Discovering and Summarizing Relationships Between Chemicals, Genes, Proteins, and Diseases in PubChem

Leonid Zaslavsky; Tiejun Cheng; Asta Gindulyte; Siqian He; Sunghwan Kim; Qingliang Li; Paul Thiessen; Bo Yu; Evan E Bolton

doi:10.3389/frma.2021.689059

Discovering and Summarizing Relationships Between Chemicals, Genes, Proteins, and Diseases in PubChem

Front Res Metr Anal. 2021 Jul 12:6:689059. doi: 10.3389/frma.2021.689059. eCollection 2021.

Authors

Leonid Zaslavsky¹, Tiejun Cheng¹, Asta Gindulyte¹, Siqian He¹, Sunghwan Kim¹, Qingliang Li¹, Paul Thiessen¹, Bo Yu¹, Evan E Bolton¹

Affiliation

¹ National Center for Biotechnology Information, National Library of Medicine, National Institutes of Health, Bethesda, MD, United States.

Abstract

The literature knowledge panels developed and implemented in PubChem are described. These help to uncover and summarize important relationships between chemicals, genes, proteins, and diseases by analyzing co-occurrences of terms in biomedical literature abstracts. Named entities in PubMed records are matched with chemical names in PubChem, disease names in Medical Subject Headings (MeSH), and gene/protein names in popular gene/protein information resources, and the most closely related entities are identified using statistical analysis and relevance-based sampling.

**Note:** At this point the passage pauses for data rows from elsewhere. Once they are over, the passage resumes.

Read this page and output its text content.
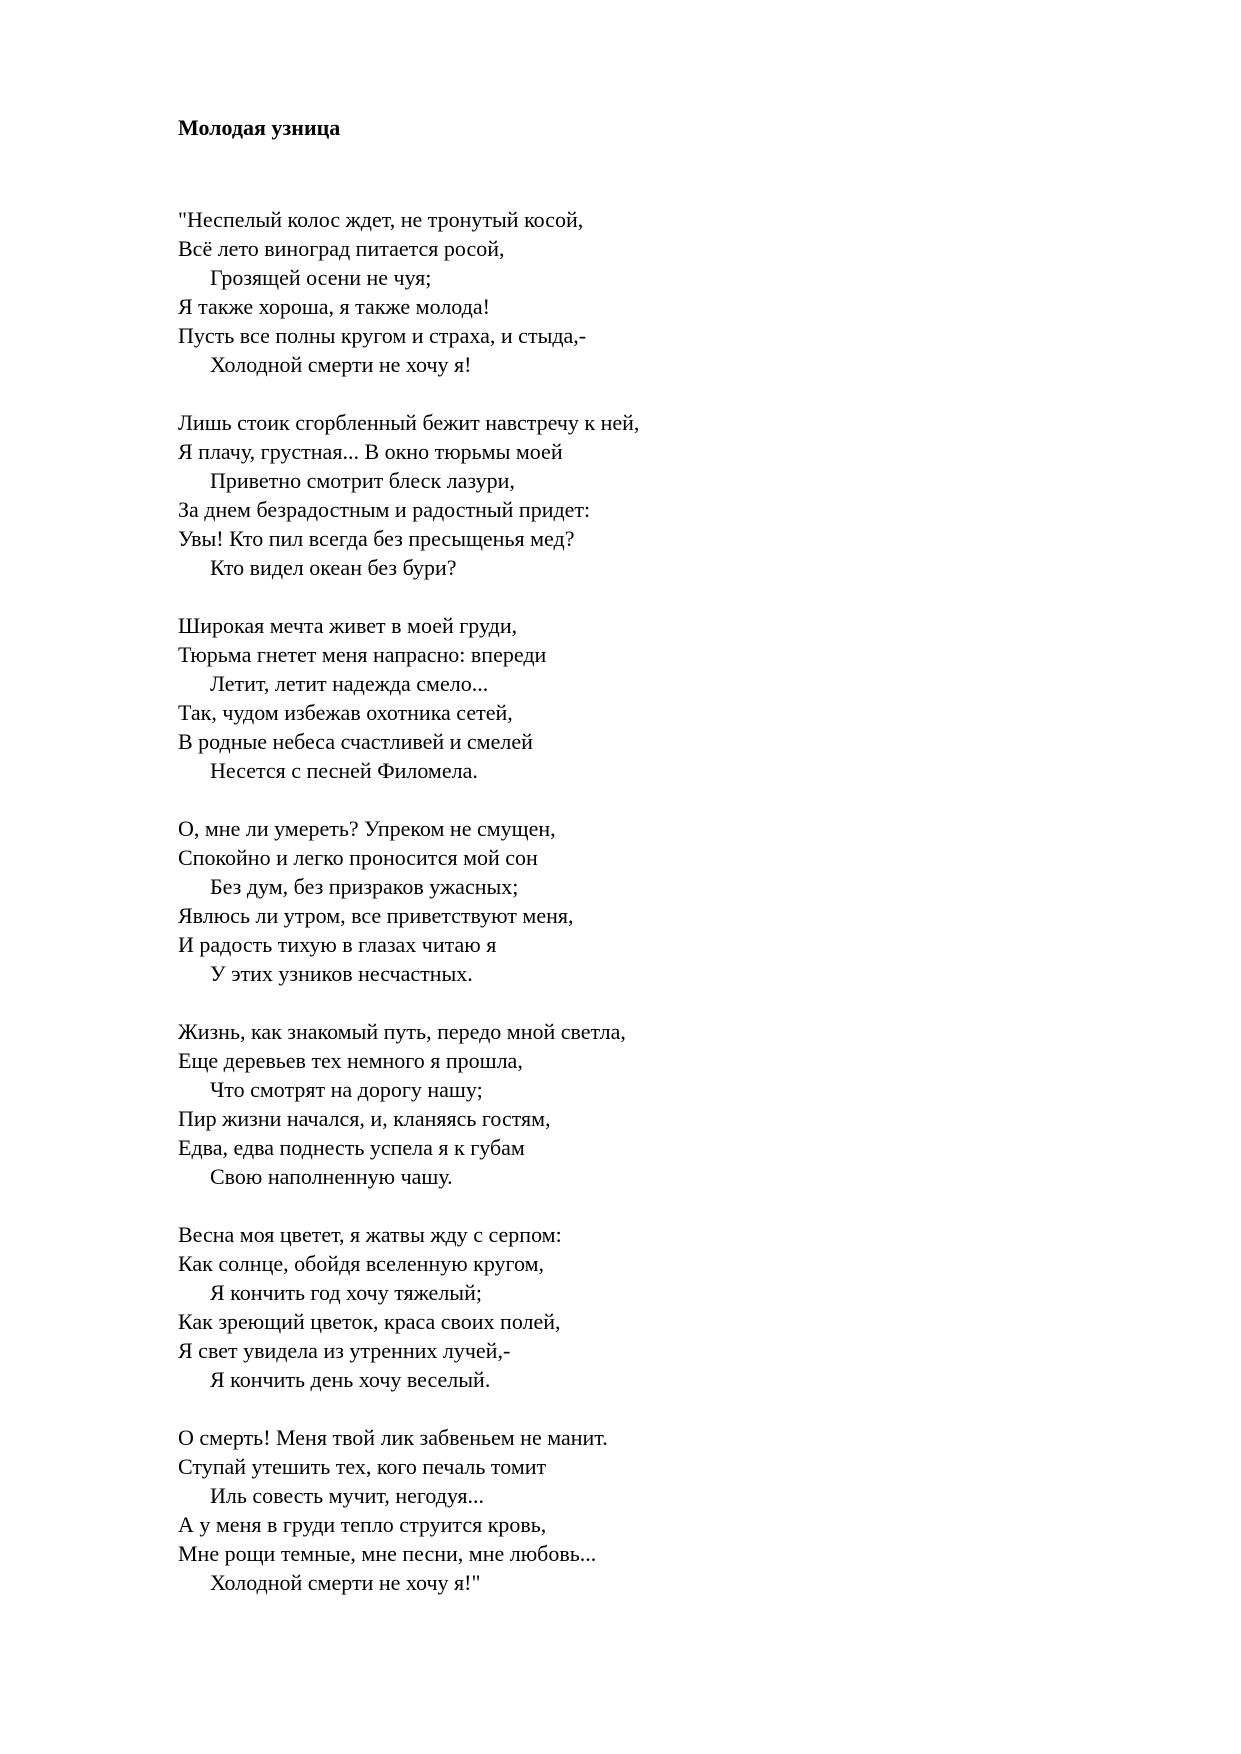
Молодая узница
"Неспелый колос ждет, не тронутый косой,
Всё лето виноград питается росой,
Грозящей осени не чуя;
Я также хороша, я также молода!
Пусть все полны кругом и страха, и стыда,-
Холодной смерти не хочу я!
Лишь стоик сгорбленный бежит навстречу к ней,
Я плачу, грустная... В окно тюрьмы моей
Приветно смотрит блеск лазури,
За днем безрадостным и радостный придет:
Увы! Кто пил всегда без пресыщенья мед?
Кто видел океан без бури?
Широкая мечта живет в моей груди,
Тюрьма гнетет меня напрасно: впереди
Летит, летит надежда смело...
Так, чудом избежав охотника сетей,
В родные небеса счастливей и смелей
Несется с песней Филомела.
О, мне ли умереть? Упреком не смущен,
Спокойно и легко проносится мой сон
Без дум, без призраков ужасных;
Явлюсь ли утром, все приветствуют меня,
И радость тихую в глазах читаю я
У этих узников несчастных.
Жизнь, как знакомый путь, передо мной светла,
Еще деревьев тех немного я прошла,
Что смотрят на дорогу нашу;
Пир жизни начался, и, кланяясь гостям,
Едва, едва поднесть успела я к губам
Свою наполненную чашу.
Весна моя цветет, я жатвы жду с серпом:
Как солнце, обойдя вселенную кругом,
Я кончить год хочу тяжелый;
Как зреющий цветок, краса своих полей,
Я свет увидела из утренних лучей,-
Я кончить день хочу веселый.
О смерть! Меня твой лик забвеньем не манит.
Ступай утешить тех, кого печаль томит
Иль совесть мучит, негодуя...
А у меня в груди тепло струится кровь,
Мне рощи темные, мне песни, мне любовь...
Холодной смерти не хочу я!"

Knowledge panels for the co-occurrence of chemical, disease, and gene/protein entities are included in PubChem Compound, Protein, and Gene pages, summarizing these in a compact form. Statistical methods for removing redundancy and estimating relevance scores are discussed, along with benefits and pitfalls of relying on automated (i.e., not human-curated) methods operating on data from multiple heterogeneous sources.

Keywords: PubChem; data mining; information retrieval; knowledge discovery; knowledge graph; knowledge panels; knowledge summarization; natural language processing.